Staff Q&A: Camille Durocher

Even though we turned the spotlight on the College of General Studies two weeks ago for our Staff Q & A with Kristine Billmyer, this issue we’re visiting that office again to talk with Camille Durocher. That’s because she and her CGS coworkers worked tirelessly over the Labor Day weekend to help 100 displaced college students from Tulane, Xavier and University of New Orleans enroll at Penn for the fall semester.

Many of those students had arrived in New Orleans just before Hurricane Katrina made landfall. After learning they could continue their studies at Penn, they phoned, faxed, emailed, and, in one case, text messaged transcripts to Durocher and other CGS staff. The office then crammed months of work into a few short days, in time to welcome those students on September 7.
Despite the long hours, Durocher says it was a terrific chance to bond with coworkers. Some brought in their kids over the holiday weekend. Durocher brought her eight-month-old Newfoundland, Cocoa (pictured above).

“I’m just really proud of the work that we did,” she says, “and proud that the University was able to rise up to the challenge and utilize all its resources to do something really good.”

Q. How did you help bring students displaced by Katrina here?

A. In the beginning I think it was mostly phone calls because we handle calls not only from our own students but also the displaced Tulane students that were calling in for information to find out what they could do. We tried to reassure people that we would be doing something to help them out.

Once people were able to get the application process in order, we started to handle the paper side of it, which was quite voluminous.

Q. What was involved with that?

A. They would fax us an application. They needed to have documented scores from standardized testing, self-reported grades, proof of enrollment. We’d get a piece here, a piece there and try to put it all together.

Q. When you talked to these students, were they scared or nervous?

A. I think a lot of them were concerned about their academic careers. They were concerned about friends that were still there. They left their belongings. We had one student who wrote us a letter saying he left with three T-shirts in a duffel bag. The juniors and the seniors are probably more affected on an emotional level because they bonded to their university, they thought they belonged there, so definitely they were under more of the emotional duress. With the freshmen, it was more of a housing issue. The parents wondered how they would manage to get them here and settled in.… I think they were looking for security when they called, some kind of commitment, a sense that they were going be in a certain place this week taking classes.

Q. What was it like once you began getting all of the applications?

A. Some people put in cover sheets, some people typed, some people had illegible handwriting. I got emails, the phone rang, we had the parents on one line, the child on the other. One student was in a hotel with five other adults just outside New Orleans and he didn’t have access to a fax and the phone lines [were not working], but he had his cell phone.

We couldn’t call him, but he could text message us. We got his entire transcript—and he’s a junior—by text message and we filled it all out for him. We had another gentleman who was an ROTC person and he had no outgoing fax line and we took [his transcript] for him by hand. We put somebody on the phone with him and got him squared away. He was at the airport, trying to get on a plane to Philadelphia.

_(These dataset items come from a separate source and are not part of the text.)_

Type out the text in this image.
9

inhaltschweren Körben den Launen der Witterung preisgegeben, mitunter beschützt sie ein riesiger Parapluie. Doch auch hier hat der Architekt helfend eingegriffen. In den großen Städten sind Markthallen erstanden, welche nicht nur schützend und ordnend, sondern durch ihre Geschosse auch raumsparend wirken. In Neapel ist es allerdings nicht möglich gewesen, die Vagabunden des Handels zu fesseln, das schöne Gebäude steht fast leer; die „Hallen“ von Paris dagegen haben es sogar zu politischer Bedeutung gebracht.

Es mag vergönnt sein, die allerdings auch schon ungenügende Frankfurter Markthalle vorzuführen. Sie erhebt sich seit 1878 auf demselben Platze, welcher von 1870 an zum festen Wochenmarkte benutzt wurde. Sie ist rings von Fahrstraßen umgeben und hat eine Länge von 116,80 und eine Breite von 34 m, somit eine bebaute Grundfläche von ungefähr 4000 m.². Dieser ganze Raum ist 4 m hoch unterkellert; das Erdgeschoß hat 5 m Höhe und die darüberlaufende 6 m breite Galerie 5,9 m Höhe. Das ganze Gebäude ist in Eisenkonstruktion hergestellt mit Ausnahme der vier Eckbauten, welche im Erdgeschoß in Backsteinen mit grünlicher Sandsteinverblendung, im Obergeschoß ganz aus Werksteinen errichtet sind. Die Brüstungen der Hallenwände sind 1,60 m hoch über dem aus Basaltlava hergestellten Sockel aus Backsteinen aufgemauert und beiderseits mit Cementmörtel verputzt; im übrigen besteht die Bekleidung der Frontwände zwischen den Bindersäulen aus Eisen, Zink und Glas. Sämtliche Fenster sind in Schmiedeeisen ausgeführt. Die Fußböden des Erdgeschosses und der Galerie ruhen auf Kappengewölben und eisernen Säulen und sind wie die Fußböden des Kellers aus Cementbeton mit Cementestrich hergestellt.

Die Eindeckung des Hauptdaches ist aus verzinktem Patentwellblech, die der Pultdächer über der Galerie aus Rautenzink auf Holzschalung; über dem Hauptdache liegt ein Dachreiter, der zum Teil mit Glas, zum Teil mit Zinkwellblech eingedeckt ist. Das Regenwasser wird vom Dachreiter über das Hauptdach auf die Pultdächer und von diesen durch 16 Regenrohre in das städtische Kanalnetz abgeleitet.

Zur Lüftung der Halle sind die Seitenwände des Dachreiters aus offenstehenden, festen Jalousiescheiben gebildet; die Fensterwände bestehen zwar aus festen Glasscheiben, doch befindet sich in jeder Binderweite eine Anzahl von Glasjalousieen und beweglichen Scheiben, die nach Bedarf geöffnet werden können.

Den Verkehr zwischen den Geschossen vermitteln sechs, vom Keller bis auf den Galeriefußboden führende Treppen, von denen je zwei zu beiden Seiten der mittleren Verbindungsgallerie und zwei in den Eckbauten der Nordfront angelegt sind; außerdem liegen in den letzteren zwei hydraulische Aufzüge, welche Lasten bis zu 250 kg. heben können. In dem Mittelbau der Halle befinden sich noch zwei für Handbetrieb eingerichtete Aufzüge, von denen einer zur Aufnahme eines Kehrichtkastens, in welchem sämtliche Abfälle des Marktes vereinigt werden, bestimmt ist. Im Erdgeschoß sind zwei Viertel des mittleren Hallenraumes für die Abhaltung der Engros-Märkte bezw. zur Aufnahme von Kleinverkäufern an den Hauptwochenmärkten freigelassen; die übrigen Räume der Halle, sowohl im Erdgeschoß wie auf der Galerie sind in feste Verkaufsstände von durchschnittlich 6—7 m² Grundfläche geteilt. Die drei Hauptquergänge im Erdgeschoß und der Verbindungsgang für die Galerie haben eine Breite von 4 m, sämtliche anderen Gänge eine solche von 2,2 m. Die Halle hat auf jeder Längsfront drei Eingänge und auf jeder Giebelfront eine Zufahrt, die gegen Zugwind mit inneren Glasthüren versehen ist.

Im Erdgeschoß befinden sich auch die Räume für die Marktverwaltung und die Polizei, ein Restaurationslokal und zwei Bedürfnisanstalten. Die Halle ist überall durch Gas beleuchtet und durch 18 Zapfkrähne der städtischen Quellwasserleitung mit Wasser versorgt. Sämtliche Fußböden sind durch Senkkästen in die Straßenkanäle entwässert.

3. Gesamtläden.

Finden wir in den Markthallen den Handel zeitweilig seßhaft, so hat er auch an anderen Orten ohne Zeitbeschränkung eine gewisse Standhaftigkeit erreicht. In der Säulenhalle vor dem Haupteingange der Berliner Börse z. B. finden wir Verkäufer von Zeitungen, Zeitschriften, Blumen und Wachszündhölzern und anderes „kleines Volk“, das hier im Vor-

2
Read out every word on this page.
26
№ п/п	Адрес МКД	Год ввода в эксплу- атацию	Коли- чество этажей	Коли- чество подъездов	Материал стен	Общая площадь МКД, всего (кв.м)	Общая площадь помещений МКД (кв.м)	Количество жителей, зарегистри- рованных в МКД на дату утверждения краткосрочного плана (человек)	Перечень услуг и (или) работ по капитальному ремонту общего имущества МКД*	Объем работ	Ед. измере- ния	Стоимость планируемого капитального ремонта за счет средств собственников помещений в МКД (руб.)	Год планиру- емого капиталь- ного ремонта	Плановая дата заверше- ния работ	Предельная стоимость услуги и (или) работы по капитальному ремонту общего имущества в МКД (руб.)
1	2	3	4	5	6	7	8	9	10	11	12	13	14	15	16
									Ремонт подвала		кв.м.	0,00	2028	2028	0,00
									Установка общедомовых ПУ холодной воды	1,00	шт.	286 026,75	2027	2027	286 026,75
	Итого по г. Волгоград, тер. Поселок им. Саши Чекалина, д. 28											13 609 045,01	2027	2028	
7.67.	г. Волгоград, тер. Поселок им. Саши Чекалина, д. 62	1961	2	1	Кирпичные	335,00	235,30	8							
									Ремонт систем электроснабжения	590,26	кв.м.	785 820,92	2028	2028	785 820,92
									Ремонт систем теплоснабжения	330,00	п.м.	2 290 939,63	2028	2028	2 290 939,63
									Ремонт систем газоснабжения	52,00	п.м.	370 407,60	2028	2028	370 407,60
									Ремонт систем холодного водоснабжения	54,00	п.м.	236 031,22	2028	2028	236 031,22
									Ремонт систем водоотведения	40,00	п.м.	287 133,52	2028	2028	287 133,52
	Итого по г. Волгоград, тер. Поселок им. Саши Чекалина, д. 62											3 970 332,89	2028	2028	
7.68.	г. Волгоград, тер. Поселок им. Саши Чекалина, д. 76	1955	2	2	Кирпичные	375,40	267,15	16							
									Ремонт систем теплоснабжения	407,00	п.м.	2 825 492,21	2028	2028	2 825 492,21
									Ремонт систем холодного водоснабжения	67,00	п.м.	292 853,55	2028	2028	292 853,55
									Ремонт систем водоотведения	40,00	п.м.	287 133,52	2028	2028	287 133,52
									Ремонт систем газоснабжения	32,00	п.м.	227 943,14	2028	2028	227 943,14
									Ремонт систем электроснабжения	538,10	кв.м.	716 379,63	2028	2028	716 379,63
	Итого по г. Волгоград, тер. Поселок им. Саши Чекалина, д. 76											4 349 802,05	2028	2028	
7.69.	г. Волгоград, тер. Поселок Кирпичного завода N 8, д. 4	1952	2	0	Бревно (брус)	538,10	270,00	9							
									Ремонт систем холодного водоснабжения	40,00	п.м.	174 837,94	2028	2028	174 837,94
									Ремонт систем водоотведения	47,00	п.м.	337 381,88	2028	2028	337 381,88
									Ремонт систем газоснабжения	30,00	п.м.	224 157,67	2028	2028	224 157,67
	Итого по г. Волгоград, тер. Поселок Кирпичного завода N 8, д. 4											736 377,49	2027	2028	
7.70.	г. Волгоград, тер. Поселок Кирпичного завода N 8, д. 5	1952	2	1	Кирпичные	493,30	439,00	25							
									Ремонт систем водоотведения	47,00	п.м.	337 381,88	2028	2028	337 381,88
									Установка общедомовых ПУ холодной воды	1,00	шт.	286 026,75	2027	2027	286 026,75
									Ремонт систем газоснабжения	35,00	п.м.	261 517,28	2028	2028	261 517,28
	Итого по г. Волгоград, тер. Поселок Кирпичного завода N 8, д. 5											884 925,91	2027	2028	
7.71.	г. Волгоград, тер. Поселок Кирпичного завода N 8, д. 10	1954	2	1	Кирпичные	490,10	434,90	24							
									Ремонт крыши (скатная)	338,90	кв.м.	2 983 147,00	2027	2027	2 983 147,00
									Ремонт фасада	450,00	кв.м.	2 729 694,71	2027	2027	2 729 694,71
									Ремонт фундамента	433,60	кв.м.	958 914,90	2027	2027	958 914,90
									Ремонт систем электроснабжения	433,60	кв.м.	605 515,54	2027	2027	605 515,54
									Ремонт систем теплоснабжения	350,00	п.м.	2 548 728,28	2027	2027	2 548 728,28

We had parents that had picked up their kids, drove all night, parked in front of our office and stumbled in here with their applications in hand. I have no idea how they managed to do it. We gave them some coffee and we made them feel better.

The rebuilding there will probably take many years, and a lot of these students said, ‘I would like to go back and do something at some point.’ The fact that we’ve given them an opportunity to continue with their studies means that they’ll be on track to go back and do the work that’s going to need to be done.

Q. Sounds like it was a challenge to keep students informed. How did you do it?

A. There was a hotline that was put on our website. We had people every two hours go in and take all the messages out and call back everyone to make sure what was going on. We were pretty meticulous about calling back and handling anything that came in that needed to be followed up … The parents had already been through the stress of knowing their kids were in an area that was hit by a natural disaster, so anything we could do to take some of the edge off—I know that it was appreciated.

Q. How did the CGS office not get overwhelmed?

A. We had a sense that it needed to be done and there was a timeline that we had to respect. It had to be done by the end of the weekend. We just had a really good time with it. You don’t realize how cool the people you work with are until you have to spend a weekend, locked in a conference room with them! We also got permission to bring our kids to the office and I brought my dog, Cocoa, my stress relaxation tool, and she drooled on everybody and that was a relaxing moment for everyone, I hope. I’d like to eventually train her to do therapy work, so it was great for her to be here because she met all kinds of people. They could all pet her and play with her and she just loved it.